Pietro Occhiuto

Pietro Occhiuto

sabato 30 marzo 2013

Il Governissimo? Lo fa Napolitano!

Fare entrare dalla finestra il Governissimo che Bersani aveva fatto uscire dalla porta, è questo il rischio al quale porta la scelta di Napolitano.
Che avesse in mente questo il Capo dello Stato lo si era capito da tempo.

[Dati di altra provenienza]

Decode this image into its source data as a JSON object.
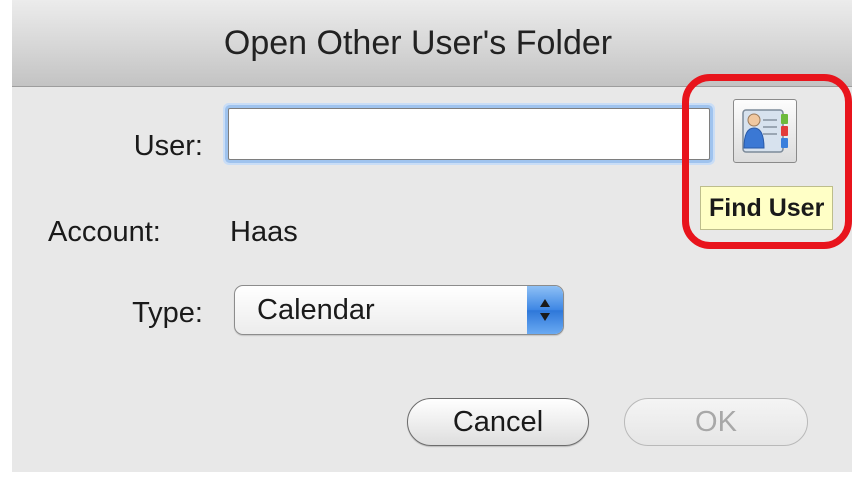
{
  "window": {
    "title": "Open Other User's Folder"
  },
  "form": {
    "user_label": "User:",
    "user_value": "",
    "account_label": "Account:",
    "account_value": "Haas",
    "type_label": "Type:",
    "type_selected": "Calendar"
  },
  "find_user": {
    "tooltip": "Find User",
    "icon": "address-book-person-icon"
  },
  "buttons": {
    "cancel": "Cancel",
    "ok": "OK"
  },
  "colors": {
    "highlight": "#e8141c",
    "tooltip_bg": "#ffffc6",
    "accent": "#3d86e4"
  }
}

Le cronache infatti raccontano di forti frizioni tra Napolitano e Bersani che ha sempre sbarrato la strada ad un'ipotesi di governo di larghe intese che includesse il Pdl e Scelta Civica, una sorta di Monti bis.

Di fronte ai no del Pd ad una tale ipotesi e vista la situazione di stallo nella quale si è caduti, Napolitano congela Bersani ed apre una terza via tutta sua nominando dieci saggi che dovranno lavorare per elaborare proposte programmatiche su temi di natura istituzionale da una parte, e dall’altro su argomenti economico-sociali ed europei.
I nomi sono il prof. Valerio Onida, il sen. Mario Mauro, il sen. Gaetano Quagliariello e il prof. Luciano Violante per il primo gruppo, quello di natura istituzionale, mentre per il secondo, il prof. Enrico Giovannini, presidente dell’Istat, il prof. Giovanni Pitruzzella, presidente dell’Autorità garante della concorrenza e del mercato; il dottor Salvatore Rossi, membro del Direttorio della Banca d’Italia, l’on. Giancarlo Giorgietti e il sen. Filippo Bubbico, presidenti delle Commissioni speciali operanti alla Camera e al Senato, e il ministro Enzo Moavero Milanesi.
I due gruppi di lavoro dovranno stabilire contatti con i presidenti dei gruppi parlamentari – su proposte programmatiche in materia istituzionale e in materia economico-sociale.
Dieci saggi, tra loro nessuna donna, che avranno anche il compito non dichiarato di smussare tutti gli angoli e tutte le spigolosità tra le forze politiche che hanno impedito la formazione del Governo.
Le decisioni di Napolitano rischiano concretamente di spalancare la porta al Governissimo facendo morire, contestualmente, qualsiasi iniziativa di cambiamento.